M. Lionel Causse alerte Mme la ministre des solidarités et de la santé sur les annexes relatives à la formation en chiropraxie publiées au Bulletin officiel santé. Celles-ci confèrent aux détenteurs du titre de chiropracteur la possibilité d'acquérir une grande partie du champ des compétences qui étaient jusqu'alors réservées aux kinésithérapeutes. La profession semble inquiète quant à la sécurité des patients pris en charge par des praticiens non professionnels de santé. À l'heure des ambitions affichées dans le cadre de la stratégie de transformation du système de santé, les kinésithérapeutes s'interrogent sur les objectifs de ces annexes.
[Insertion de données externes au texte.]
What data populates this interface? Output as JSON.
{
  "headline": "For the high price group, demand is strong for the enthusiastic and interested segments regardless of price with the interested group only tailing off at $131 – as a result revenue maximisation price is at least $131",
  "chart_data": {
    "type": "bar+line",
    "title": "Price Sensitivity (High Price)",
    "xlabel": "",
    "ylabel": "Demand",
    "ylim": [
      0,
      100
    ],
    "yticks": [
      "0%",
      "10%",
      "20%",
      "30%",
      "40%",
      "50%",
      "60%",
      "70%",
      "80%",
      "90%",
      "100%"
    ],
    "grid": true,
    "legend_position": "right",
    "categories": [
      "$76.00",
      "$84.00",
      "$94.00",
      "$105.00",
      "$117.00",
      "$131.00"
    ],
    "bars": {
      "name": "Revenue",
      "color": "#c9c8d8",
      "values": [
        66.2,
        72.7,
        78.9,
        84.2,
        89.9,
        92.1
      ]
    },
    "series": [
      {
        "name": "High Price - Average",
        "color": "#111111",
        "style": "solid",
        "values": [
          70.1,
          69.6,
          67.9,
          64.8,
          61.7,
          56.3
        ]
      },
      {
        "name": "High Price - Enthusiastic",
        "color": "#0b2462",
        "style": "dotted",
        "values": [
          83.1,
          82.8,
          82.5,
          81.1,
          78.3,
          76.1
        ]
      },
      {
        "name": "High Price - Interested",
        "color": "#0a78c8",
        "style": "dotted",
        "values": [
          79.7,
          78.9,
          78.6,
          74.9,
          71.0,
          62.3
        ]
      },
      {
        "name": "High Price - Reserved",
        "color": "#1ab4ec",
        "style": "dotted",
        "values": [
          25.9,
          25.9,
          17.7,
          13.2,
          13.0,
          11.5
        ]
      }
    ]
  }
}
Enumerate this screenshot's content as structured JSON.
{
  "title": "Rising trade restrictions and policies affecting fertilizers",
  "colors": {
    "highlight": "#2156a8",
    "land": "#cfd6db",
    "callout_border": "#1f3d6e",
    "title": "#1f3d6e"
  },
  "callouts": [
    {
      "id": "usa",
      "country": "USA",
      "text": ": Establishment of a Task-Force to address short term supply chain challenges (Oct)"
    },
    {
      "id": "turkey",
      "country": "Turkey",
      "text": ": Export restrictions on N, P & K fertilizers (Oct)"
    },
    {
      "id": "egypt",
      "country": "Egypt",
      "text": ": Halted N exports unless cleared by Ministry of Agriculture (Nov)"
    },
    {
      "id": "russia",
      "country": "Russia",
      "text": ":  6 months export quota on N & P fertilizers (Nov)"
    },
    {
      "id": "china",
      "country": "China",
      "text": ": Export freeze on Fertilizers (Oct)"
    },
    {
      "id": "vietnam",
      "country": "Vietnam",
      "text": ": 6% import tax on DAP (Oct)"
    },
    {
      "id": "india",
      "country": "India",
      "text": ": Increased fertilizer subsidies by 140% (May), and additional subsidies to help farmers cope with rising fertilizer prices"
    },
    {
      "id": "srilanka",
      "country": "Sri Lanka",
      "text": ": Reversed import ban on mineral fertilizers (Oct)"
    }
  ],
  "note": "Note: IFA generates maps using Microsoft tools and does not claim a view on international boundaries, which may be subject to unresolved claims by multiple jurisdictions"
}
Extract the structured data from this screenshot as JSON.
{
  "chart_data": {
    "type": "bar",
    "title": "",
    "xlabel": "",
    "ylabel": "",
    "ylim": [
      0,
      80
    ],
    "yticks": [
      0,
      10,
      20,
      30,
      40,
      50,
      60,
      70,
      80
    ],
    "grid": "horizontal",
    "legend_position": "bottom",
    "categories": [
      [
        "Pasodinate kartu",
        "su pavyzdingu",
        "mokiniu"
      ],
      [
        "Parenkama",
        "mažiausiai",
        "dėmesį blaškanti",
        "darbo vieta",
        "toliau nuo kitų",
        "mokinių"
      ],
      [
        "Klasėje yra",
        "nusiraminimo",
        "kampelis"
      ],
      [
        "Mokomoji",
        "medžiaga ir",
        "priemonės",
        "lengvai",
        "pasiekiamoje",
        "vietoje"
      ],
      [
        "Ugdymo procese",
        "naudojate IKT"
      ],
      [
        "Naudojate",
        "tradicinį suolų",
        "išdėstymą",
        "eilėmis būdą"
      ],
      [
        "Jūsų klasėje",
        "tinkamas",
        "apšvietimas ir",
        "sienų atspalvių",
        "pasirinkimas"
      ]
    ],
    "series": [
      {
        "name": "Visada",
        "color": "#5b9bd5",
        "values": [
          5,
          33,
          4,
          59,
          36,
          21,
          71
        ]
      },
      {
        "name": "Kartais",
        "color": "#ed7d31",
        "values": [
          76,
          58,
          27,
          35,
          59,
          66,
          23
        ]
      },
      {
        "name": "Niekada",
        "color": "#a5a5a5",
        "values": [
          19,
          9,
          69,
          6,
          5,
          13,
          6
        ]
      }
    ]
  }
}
Ainsi, il lui demande quelles sont les intentions du Gouvernement à ce sujet et si les craintes exprimées, concernant le déremboursement des soins de kinésithérapie, sont légitimes.

Texte de la réponse

La publication de l'arrêté du 13 février 2018 relatif à la formation en chiropraxie a effectivement suscité de vives réactions d'inquiétudes de la part d'un certain nombre de représentants de professions de santé. La profession des masseurs kinésithérapeutes parait notamment avoir perçu la publication de ce texte comme la menace de voir reconnue une profession directement concurrente. Ce n'est nullement l'intention du gouvernement qui s'est attaché à de nombreuses reprises à le réaffirmer. La profession de chiropracteur, si elle est reconnue par la loi depuis mars 2002, n'est pas une profession de santé au titre du code de la santé publique. Les actes réalisés par des chiropracteurs ne sont pas les mêmes que ceux ouverts aux kinésithérapeutes, la place dans le processus de prise en charge des patients diffèrent également. Le décret n° 2011-32 du 7 janvier 2011 relatif aux actes et aux conditions d'exercice de la chiropraxie a précisé les actes et conditions d'exercice des chiropracteurs, sans comprendre de dispositions relatives à leur formation. L'absence d'un référentiel d'activités et de compétences permettant de définir le contenu de la formation nécessaire à l'exercice professionnel était donc préjudiciable. C'est la raison pour laquelle la rédaction de l'arrêté a été engagée. S'il consolide effectivement la formation, il n'a pas vocation à confier aux chiropracteurs d'autres compétences que celles définies par ces textes et ne remet pas en cause la profession de masseur-kinésithérapeute. Le Gouvernement s'est, dans ces conditions, attaché à rappeler la nécessité et les objectifs poursuivis par la publication de l'arrêté et à donner toutes les explications demandées sur la construction du texte comme sur la portée de sa mise en œuvre. Il continuera à le faire si cela apparait encore nécessaire au retour d'une forme de sérénité entre les deux professions concernées.